When you enable "device encryption" on Android it produces an encryption key from your screen-locker code. Although I'm sure it uses a slow-hash to make it slow for an attacker to try lots of codes, it's still important that there be lots of combinations in case the attacker has a powerful computer.

I look at the different types of screen lock option that android provides and calculate how many combinations there are.

I do not attempt to study the security of fingerprint based screen lockers as I don't know how to. I suspect they're really insecure as your fingerprint is likely to be all over the phone's case and screen.

The contestants

Excluding fingerprint, the screen-lock options on Android 7.1.2 are:

We want at least billions of combinations to make our device secure. So we will test how we can get billions of combinations with each of these screen lockers.

Pattern

First let's study the security of "pattern".

You can choose from a grid size of 3x3, 4x4, 5x5 or 6x6. As you drag your finger through the grid it joins the dots together in a certain order.

Each dot can only be selected once, meaning that the length limit is the same as the number of dots.

How many combinations are there? Calculating this is not particularly simple because a dot cannot be repeated. Lacking any true maths skills the only way I could work it out was to write a program to walk through the tree of combinations to find them all.

#! /usr/bin/env python3

# finds number of combinations that do not re-use a letter. it's for
# calculating the security of android "pattern" screen-locker

# first arg: number of dots, second arg, length of combination

import sys

amount = int(sys.argv[1])
length = int(sys.argv[2])

def instance(length, digit, chain):
    length = length - 1

    if str(digit) in chain:
        return

    chain += [str(digit)]

    if length == 0:
        print(chain)
        return

    for num in range(1, amount + 1):
        instance(length, num, list(chain))


for num in range(1, amount + 1):
    chain = []
    
    instance(length, num, list(chain))

OK so let's consider a short code that's quick to enter. We have a 3x3 grid (9 dots) and we use 6 of them. The script tells me there are only 60,480 combinations!! This is not secure at all. We want at least billions.

How about if we use all the dots on the 3x3 grid (all 9)? Aw only 362,880 combinations. Still insecure.

OK how about a 4x4 grid (16 dots) and we use 6 of them? Oh only 5,765,760.

OK Let's try 8 dots on the 4x4 grid. 22 minutes later my script tells me there are 518,918,400 combinations. Still not billions!

9 dots on 4x4? 3 hours later my script tells me there is 4,151,347,200 combinations. Finally! That's billions.

Pin

So with pin you use a sequence of numbers from 0-10. Length is between 4 and 16. Same number can be used twice.

What's fab is that we don't need a script to work this out, we can just use simple maths. number_of_options to-the-power-of length.

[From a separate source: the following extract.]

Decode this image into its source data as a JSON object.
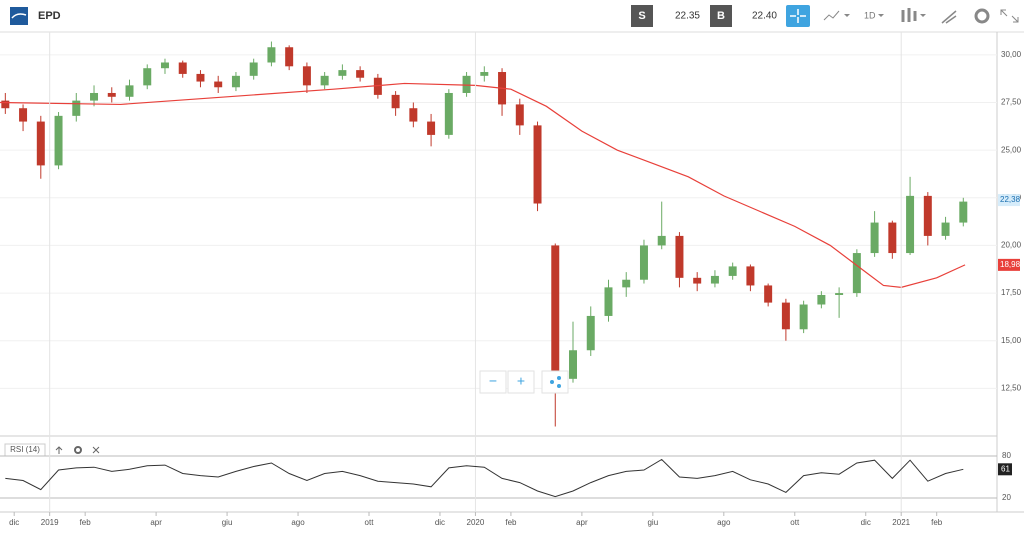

Let's try 4 long. pf only 10,000 combinations. Let's try 9 long. Wow 1,000,000,000 combinations! We now have billions of combinations which is what we want.

Password

I suspect we're gonna get some baddas amount of combinations here, as we can use all 10 digits, all 26 lowercase letters, all 26 uppercase letters, and loads of symbols. Again maths is simple, just number_of_options to-the-power-of length.

There's at least 30 symbols on my android keyboard but most people aren't gonna use loads of exotic symbols so let's say 10 symbols, 10 digits and 52 letters. That's 72 options.

Let's try password 4 characters long. Oh only 26,873,856.

K let's try 5 long. Wow 1,934,917,632 combinations! That's more than a 10 character long pin (and probably easier to remember). It's also more than an 8 character pattern on a 4x4 grid.

Conclusion

OK if you want billions of combinations what should you choose?

Length Combinations
Pattern 9 dots on 4x4 grid 4.2 billion
Pin 9 digits 1.0 billion
Password 5 digits, letters, symbols 1.9 billion

Pin is obviously worst, who's gonna remember 9 digits?

A five character long password including numbers and symbols is quite strong, but it takes me about 5 seconds to enter. I think this is too slow.

I think pattern is best. 9 dots on the 4x4 grid takes me 3 seconds to enter and is easy to remember. But be warned, shapes are easy to observe and remember so if you do not trust your peers you must be vigilant!